Juventus, mercato insufficiente: acquisti che non hanno inciso
Gran parte delle responsabilità ricade su un mercato estivo e invernale che non ha portato un reale salto di qualità. Gli innesti non hanno aggiunto profondità né leadership alla rosa bianconera.
Il gol di Jeremie Boga e gli spunti di Edon Zhegrova contro la Roma attenuano solo in parte la delusione per una campagna acquisti che, nel complesso, non ha cambiato il volto della squadra.
Attacco in difficoltà: David e Openda non convincono
A Roma si sono visti anche i limiti degli altri interpreti offensivi. Jonathan David continua a lavorare per la squadra, facendo salire il blocco e giocando di sponda, ma resta poco incisivo sotto porta. Le conclusioni latitano e la sensazione è quella di un attaccante poco determinante nei momenti chiave.

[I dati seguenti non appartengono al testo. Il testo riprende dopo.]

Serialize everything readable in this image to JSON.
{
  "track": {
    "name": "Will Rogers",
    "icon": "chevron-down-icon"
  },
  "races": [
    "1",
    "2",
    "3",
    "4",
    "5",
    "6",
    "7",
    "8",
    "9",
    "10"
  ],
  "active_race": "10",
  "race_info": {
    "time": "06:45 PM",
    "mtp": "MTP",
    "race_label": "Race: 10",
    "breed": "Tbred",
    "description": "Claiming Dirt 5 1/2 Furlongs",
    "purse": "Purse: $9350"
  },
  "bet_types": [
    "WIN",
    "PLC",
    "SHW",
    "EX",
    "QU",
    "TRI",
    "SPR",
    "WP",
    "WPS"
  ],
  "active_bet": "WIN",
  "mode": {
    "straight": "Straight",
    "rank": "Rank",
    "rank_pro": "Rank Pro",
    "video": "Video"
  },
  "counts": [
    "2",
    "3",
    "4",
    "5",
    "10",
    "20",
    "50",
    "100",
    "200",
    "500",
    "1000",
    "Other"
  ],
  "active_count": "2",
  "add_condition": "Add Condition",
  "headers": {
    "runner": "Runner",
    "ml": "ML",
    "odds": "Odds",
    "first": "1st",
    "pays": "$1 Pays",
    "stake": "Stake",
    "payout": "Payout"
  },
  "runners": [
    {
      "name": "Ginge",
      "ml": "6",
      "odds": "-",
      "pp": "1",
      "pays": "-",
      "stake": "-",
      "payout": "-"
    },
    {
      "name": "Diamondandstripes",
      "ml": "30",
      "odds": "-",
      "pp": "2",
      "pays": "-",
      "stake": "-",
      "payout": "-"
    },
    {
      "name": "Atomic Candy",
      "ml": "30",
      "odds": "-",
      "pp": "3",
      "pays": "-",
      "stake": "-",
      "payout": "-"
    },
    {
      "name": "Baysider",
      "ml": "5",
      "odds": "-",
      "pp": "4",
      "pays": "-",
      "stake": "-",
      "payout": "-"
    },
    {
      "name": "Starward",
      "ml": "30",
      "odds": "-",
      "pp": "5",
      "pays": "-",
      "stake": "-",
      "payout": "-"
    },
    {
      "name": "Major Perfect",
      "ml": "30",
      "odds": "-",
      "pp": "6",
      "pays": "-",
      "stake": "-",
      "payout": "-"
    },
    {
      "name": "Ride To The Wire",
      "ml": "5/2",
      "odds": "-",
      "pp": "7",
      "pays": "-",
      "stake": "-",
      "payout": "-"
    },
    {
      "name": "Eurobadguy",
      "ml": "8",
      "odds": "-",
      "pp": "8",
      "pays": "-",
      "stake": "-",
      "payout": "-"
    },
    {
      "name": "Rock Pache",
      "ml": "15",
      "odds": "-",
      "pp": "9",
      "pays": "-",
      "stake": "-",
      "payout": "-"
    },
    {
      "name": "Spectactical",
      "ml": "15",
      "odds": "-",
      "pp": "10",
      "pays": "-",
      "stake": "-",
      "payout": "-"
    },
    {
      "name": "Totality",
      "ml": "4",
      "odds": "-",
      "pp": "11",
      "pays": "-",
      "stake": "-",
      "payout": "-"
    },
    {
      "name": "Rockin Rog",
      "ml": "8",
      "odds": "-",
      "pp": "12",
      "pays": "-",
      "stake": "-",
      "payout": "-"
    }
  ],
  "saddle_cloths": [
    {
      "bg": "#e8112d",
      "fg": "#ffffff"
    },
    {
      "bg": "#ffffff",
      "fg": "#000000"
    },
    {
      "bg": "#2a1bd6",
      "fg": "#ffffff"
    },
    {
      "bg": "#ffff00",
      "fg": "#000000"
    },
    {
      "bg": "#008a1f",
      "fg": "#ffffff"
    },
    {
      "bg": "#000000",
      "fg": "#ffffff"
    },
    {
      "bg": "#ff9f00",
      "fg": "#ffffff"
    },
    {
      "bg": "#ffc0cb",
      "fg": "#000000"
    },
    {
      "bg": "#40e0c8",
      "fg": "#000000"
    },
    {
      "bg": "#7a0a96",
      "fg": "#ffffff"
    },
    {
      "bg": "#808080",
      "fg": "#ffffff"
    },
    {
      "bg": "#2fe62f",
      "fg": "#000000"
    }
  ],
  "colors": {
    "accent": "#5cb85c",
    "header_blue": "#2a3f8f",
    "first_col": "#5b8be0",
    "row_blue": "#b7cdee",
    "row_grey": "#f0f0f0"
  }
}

Ancora più deludente l’impatto di Loïs Openda, apparso evanescente nel finale contro la Roma, proprio mentre Federico Gatti trovava l’azione del pareggio con un inserimento da centravanti aggiunto. Un paradosso che racconta bene le difficoltà offensive della Juventus.
Infortuni e scommesse perse: il caso Holm
Non ha aiutato nemmeno la scelta di profili con uno storico fisico complicato, come Emil Holm, fermato subito da un nuovo infortunio. Anche altri innesti, pur tra alti e bassi, non hanno garantito continuità di rendimento, alternando buone giocate a lunghi passaggi a vuoto.
Futuro Juventus: serve qualità per alzare l’asticella
L’interrogativo sul reale valore della squadra resta aperto. Se la Juventus vuole tornare a competere per obiettivi diversi dal semplice quarto posto e qualificarsi stabilmente in UEFA Champions League, dovrà alzare il livello delle scelte di mercato.
La priorità è chiara: migliorare la qualità degli acquisti, puntare su giocatori funzionali e continui, capaci di incidere davvero. Senza un salto di qualità nella costruzione della rosa, sarà difficile ambire a traguardi più prestigiosi.